En fait, la bio est avant tout un mouvement culturel, qui sert à réfléchir à sa place dans la Nature, son rapport à la Planète, son degré de solidarité entre ville et campagne, la construction de sa propre santé et de celle de ses enfants, etc. mais aussi à entraîner et motiver le reste des agriculteurs, ceux qui ne sont pas bio, pour qu’ils tentent de diminuer fortement leur usage de pesticides et de revoir leur propre rapport à la terre. Tout cela est parfaitement honorable et beaucoup plus important que le poids économique du secteur, même s’il n’est plus négligeable du tout avec 12 milliards d’euros par an.
Le local, lui, ne peut pas être mesuré de façon aussi précise puisque, d’une part, il ne bénéficie pas de label officiel, et que, d’autre part sa définition reste très variable.

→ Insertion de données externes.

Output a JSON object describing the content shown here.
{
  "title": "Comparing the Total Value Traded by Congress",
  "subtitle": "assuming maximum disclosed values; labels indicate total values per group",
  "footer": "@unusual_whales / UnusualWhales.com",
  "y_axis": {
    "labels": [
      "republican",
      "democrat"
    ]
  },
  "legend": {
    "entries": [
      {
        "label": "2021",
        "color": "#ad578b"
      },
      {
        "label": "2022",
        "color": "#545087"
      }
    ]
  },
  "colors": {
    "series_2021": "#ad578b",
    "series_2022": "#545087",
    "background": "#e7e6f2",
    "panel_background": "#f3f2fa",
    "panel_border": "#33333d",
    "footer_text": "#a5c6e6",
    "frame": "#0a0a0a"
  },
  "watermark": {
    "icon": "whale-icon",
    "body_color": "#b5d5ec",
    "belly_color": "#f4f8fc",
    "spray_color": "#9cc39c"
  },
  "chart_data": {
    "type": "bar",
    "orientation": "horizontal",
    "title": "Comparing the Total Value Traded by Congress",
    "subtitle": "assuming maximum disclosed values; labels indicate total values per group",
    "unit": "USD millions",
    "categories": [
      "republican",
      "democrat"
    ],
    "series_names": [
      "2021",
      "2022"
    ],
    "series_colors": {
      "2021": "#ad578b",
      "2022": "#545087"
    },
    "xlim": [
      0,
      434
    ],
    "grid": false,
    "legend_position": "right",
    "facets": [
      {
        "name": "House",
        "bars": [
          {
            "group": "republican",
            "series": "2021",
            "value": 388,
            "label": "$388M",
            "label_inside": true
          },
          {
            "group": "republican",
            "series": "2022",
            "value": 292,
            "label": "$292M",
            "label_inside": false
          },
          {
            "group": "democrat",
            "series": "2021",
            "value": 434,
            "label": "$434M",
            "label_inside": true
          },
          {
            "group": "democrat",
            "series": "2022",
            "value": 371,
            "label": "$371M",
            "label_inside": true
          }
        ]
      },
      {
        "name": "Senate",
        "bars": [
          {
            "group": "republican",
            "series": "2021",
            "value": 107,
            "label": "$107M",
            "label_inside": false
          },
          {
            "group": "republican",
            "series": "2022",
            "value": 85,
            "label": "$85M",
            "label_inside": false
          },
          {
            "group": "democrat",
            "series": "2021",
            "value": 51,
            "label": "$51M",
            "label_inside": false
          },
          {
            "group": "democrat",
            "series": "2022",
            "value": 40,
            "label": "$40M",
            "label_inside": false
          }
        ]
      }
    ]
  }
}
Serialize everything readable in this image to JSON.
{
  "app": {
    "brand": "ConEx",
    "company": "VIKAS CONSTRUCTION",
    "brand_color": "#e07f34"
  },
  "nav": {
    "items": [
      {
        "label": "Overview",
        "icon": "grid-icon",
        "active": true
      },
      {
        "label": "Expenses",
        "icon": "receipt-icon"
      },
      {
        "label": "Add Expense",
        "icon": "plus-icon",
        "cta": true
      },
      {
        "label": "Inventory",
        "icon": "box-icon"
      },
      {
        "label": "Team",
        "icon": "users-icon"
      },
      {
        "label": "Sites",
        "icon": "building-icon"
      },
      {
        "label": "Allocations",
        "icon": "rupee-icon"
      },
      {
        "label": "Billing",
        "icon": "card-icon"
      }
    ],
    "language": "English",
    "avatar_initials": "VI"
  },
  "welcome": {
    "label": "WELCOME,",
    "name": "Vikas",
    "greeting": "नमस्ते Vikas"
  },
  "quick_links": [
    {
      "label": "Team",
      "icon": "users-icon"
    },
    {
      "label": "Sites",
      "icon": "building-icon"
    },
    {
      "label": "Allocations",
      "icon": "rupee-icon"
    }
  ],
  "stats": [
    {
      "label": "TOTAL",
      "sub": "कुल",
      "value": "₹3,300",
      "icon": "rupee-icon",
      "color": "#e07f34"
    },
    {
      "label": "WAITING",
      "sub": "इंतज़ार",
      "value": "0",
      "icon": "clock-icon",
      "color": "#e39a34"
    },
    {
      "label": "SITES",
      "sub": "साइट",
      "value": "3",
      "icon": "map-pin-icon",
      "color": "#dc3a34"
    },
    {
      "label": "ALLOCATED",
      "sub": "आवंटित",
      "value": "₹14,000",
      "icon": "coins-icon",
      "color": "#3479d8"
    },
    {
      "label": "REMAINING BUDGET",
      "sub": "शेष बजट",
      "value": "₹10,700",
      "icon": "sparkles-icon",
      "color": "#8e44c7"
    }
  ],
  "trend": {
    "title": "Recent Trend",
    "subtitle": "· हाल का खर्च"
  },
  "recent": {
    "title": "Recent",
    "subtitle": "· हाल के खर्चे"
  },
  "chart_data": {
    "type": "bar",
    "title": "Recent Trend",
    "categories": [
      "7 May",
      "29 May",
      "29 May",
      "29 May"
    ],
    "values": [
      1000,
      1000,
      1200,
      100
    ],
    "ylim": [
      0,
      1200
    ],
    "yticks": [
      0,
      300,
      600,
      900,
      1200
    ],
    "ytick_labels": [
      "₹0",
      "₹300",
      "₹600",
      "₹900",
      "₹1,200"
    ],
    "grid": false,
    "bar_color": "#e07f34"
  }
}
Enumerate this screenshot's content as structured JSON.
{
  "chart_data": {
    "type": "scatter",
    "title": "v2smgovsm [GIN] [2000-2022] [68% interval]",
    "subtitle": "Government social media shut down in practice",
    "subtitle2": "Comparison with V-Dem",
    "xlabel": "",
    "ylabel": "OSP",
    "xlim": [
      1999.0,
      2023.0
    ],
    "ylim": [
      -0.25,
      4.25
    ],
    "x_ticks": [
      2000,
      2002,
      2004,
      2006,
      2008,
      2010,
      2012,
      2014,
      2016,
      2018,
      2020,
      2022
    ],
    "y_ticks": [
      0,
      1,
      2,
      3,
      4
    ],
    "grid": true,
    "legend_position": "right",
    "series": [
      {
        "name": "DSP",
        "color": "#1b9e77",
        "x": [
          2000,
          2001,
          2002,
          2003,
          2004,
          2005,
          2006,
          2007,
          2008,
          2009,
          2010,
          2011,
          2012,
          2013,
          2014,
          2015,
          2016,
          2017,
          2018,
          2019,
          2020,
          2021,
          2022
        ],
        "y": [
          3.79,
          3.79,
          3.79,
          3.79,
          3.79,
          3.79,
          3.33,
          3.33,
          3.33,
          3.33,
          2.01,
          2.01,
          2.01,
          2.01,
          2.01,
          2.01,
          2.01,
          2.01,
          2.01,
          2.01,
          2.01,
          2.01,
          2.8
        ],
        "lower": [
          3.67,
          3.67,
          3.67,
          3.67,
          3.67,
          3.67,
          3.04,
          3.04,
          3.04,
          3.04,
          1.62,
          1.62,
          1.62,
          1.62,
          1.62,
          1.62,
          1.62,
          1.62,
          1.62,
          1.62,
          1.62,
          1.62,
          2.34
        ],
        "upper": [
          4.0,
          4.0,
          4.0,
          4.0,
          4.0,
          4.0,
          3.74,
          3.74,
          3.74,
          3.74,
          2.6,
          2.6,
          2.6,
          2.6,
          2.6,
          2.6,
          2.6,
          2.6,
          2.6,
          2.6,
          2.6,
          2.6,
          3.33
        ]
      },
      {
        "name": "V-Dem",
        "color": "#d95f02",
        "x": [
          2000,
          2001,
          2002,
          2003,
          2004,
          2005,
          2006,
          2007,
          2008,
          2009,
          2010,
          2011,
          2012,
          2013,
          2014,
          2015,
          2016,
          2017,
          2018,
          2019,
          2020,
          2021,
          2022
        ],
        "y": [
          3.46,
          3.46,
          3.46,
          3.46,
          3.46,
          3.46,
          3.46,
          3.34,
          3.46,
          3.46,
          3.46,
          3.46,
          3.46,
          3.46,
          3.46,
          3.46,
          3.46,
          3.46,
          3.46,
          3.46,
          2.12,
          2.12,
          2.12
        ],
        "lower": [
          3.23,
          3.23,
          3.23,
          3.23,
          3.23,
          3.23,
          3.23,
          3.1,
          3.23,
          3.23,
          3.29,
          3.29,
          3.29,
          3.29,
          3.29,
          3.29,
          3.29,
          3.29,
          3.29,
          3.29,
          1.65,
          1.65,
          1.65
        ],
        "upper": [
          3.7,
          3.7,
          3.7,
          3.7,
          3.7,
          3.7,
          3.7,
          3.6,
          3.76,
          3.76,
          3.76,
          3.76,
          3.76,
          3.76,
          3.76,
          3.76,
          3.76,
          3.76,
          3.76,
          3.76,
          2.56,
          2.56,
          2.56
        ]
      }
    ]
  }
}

La notion de circuit court peut en effet concerner à la fois la réduction du nombre d’intermédiaires entre le champ et l’assiette, le nombre de kilomètres parcouru (et chacun a son chiffre !), et la plus ou moins grande hétérogénéité idéologique des différents acteurs de la chaîne (certains puristes déniant le « vrai » caractère bio des produits vendus en Grande distribution). Il est donc impossible de donner des chiffres fiables et qui fassent consensus. Mais on peut évidemment imaginer sans trop de risque qu’il se passe la même chose que pour le bio : une préoccupation croissante, un intérêt renouvelé tant des consommateurs que des producteurs et des politiques, une bonne part des conversations… et en fin de compte quelques pourcents de la consommation réelle !
Tout comme le bio, le local est finalement un mouvement culturel très important et utile dans notre société, mais qui représente davantage un poids politique qu’un poids économique.